KUBB
- Mariposa, California; United States;
- Broadcast area: Merced area
- Frequency: 96.3 MHz
- Branding: KUBB Country 96.3

Programming
- Format: Country

Ownership
- Owner: Stephens Media Group; (SMG-Merced, LLC);
- Sister stations: KABX-FM KBRE KHTN KLOQ-FM KYOS

History
- First air date: July 4, 1978; 47 years ago

Technical information
- Licensing authority: FCC
- Facility ID: 7707
- Class: B
- ERP: 1,950 watts
- HAAT: 629 meters (2,064 ft)

Links
- Public license information: Public file; LMS;
- Webcast: Listen Live
- Website: KUBB.com

= KUBB =

Radio station in Mariposa, California

KUBB (96.3 MHz) is a commercial FM radio station broadcasting a country music format. Licensed to Mariposa, California, the station serves the Merced area of California's Central Valley. The station is owned by the Stephens Media Group, through licensee SMG-Merced, LLC. The station carries the syndicated morning drive time show Big D and Bubba.

KUBB's studios and offices are in Merced. The transmitter is off North Mount Bullion Hill Road in Mount Bullion.
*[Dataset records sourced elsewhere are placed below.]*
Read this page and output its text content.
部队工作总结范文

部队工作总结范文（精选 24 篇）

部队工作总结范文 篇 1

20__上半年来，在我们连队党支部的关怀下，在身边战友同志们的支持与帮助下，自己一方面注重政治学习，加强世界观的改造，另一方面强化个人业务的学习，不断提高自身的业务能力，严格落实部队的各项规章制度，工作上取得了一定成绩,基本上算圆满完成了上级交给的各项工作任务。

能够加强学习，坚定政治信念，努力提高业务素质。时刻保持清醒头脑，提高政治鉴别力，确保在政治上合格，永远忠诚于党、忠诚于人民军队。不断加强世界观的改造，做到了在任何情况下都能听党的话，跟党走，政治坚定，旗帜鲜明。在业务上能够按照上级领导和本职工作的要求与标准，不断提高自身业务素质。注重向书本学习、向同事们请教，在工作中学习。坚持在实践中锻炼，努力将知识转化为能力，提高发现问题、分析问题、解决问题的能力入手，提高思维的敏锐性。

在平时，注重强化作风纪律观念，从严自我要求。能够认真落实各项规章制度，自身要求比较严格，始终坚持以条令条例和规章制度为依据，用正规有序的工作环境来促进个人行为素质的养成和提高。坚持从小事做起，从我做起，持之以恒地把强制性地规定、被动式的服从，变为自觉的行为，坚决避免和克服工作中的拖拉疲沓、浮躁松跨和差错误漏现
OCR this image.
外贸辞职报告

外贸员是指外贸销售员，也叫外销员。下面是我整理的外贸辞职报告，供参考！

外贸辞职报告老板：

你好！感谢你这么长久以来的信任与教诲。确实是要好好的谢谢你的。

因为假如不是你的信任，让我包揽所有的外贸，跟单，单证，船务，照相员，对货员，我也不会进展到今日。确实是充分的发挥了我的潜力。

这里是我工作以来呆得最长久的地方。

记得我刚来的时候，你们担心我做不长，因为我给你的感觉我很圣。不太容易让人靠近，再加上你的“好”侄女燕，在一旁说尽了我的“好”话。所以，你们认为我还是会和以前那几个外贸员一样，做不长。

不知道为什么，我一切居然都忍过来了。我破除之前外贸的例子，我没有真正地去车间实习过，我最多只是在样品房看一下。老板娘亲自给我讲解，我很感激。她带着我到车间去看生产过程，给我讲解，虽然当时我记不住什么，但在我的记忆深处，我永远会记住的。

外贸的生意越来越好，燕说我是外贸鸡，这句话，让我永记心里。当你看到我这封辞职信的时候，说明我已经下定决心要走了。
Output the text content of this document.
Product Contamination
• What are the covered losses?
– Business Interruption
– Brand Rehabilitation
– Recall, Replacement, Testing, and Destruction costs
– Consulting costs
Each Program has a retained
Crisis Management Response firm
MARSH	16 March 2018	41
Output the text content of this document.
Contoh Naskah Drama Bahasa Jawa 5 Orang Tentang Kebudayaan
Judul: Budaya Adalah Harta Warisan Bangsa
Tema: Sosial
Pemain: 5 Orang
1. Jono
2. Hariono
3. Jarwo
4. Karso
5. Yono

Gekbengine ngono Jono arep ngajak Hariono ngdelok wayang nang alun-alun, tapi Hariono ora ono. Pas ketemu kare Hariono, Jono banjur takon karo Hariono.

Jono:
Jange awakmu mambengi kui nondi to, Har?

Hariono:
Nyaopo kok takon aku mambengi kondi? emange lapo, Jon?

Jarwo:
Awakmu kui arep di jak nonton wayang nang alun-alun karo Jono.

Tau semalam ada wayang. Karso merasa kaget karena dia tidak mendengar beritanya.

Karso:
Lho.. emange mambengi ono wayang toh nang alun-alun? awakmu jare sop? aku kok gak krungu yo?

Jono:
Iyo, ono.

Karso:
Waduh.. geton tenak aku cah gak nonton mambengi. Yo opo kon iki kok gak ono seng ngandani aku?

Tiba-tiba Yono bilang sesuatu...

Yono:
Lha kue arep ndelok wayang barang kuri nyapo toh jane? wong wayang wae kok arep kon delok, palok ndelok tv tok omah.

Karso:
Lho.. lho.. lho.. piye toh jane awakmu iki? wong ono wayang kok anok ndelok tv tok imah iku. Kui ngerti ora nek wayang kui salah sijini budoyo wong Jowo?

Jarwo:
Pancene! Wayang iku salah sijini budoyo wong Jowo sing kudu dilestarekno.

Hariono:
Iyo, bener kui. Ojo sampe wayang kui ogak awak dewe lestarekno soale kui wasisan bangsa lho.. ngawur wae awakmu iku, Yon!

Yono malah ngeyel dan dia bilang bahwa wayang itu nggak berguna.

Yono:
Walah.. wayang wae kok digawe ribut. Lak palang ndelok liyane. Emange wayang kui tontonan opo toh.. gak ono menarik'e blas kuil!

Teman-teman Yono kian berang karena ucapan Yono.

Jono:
KUBB has an effective radiated power of only 1,900 watts, but with its tower at 629 meters (2064 feet) in height above average terrain (HAAT), its signal covers a good part of the Central Valley, heard in Fresno and Modesto with a good radio.

==History==
On July 4, 1978, the KUBB signed on for the first time. It was owned by Mariposa Broadcasters and has broadcast from Mount Bullion since going on the air. It has always had a country music format.

===Acquisition by Stephens Media Group===
On July 1, 2019, Mapleton Communications announced its intent to sell its remaining 37 stations to the Stephens Media Group. Stephens began operating the station that same day. The sale was consummated on September 30, 2019, at a price of $21 million.